As members of the association, Mr Chia and his Rovers teammates were tapped to help with such assignments, receiving rations of rice and cigarettes in exchange.

He said he enjoyed the camaraderie he shared with his teammates as they went about performing menial tasks, such as digging trenches at the Padang and planting tapioca in Holland Road.

"But the most important thing was that we got our rations," he said. "I didn't smoke so I sold my cigarettes for extra money."

On the pitch, the Rovers were a dominant force, winning all their matches between May and September 1943 to top the league.

But it was matches against Malayan opposition that Mr Chia remembers the most fondly.

Dinners served when the association hosted visiting teams were of a higher quality than everyday meals, which often comprised porridge and sweet potatoes.

Players rushed to get a share of the food when it was served.

At one dinner, a guest was peeved by such behaviour, and threw his dentures into a bowl of soup as soon as it was served so that no one else would have it.

"What did we do? We all had a good laugh," said Mr Chia.

On two occasions - in late 1943 and mid-1944 - Mr Chia was part of a Syonan team that made "goodwill" tours to Malaya, where it played against state teams.
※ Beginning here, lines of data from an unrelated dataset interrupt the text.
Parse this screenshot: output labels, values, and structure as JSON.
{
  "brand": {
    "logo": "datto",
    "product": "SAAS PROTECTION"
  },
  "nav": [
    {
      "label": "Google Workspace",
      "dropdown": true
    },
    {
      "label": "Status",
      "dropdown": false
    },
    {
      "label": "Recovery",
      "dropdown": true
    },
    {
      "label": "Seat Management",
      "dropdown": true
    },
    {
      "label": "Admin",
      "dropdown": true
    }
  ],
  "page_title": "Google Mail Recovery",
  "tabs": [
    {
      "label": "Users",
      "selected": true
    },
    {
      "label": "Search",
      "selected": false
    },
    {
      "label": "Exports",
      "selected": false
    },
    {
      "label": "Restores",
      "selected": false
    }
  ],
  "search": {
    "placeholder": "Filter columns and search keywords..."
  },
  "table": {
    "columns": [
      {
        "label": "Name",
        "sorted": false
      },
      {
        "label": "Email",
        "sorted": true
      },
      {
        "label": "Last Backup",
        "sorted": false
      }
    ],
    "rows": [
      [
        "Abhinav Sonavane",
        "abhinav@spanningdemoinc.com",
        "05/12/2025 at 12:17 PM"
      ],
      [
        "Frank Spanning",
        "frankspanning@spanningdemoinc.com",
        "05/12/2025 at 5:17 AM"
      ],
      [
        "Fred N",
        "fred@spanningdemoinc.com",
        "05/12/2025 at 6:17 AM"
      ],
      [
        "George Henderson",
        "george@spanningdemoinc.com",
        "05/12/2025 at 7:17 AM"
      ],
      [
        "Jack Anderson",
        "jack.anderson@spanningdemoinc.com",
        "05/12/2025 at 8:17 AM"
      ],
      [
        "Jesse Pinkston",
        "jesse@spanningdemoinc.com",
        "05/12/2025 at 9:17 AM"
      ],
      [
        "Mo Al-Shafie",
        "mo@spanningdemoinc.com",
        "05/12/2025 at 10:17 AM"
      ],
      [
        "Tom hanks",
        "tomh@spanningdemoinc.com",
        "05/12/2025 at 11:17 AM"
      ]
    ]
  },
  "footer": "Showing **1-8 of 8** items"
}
Mr Chia recalled travelling by lorry between Kuala Lumpur and Ipoh on the second tour. The team feared attack by anti-Japanese guerrilla fighters targeting the Japanese officer who accompanied the team.

"Although it was not a comfortable trip, somehow the team still enjoyed ourselves," he said.

Between the Japanese surrender on Sept 2, 1945, and the surrender ceremony in Singapore on Sept 12, Mr Chia said the Japanese military remained in control and people were still fearful of them.

After hearing about the Japanese surrender, Mr Chia and his Rovers teammates gathered in a home in Lavender Street and celebrated loudly as they anticipated liberation from Japanese rule, only to be confronted by an armed Japanese soldier.

"We were lucky because we said we were celebrating a birthday and he left us alone," said Mr Chia.

After the war ended, he continued to play football, including for the Lien Hwa (United Chinese) team that toured Asia in December 1947.

The next year, he was selected to represent China in the Olympics, despite being Singapore-born.

The Chinese team would play just one match at the Games, losing to Turkey in the first knock-out round.

But Mr Chia, who started for the Chinese team, remains the only Singaporean to have taken the field in football at the Olympics.

Two other footballers went to the Olympics as part of the Chinese team - Chua Boon Lay in 1936 and Chu Chee Seng in 1948 - but never played.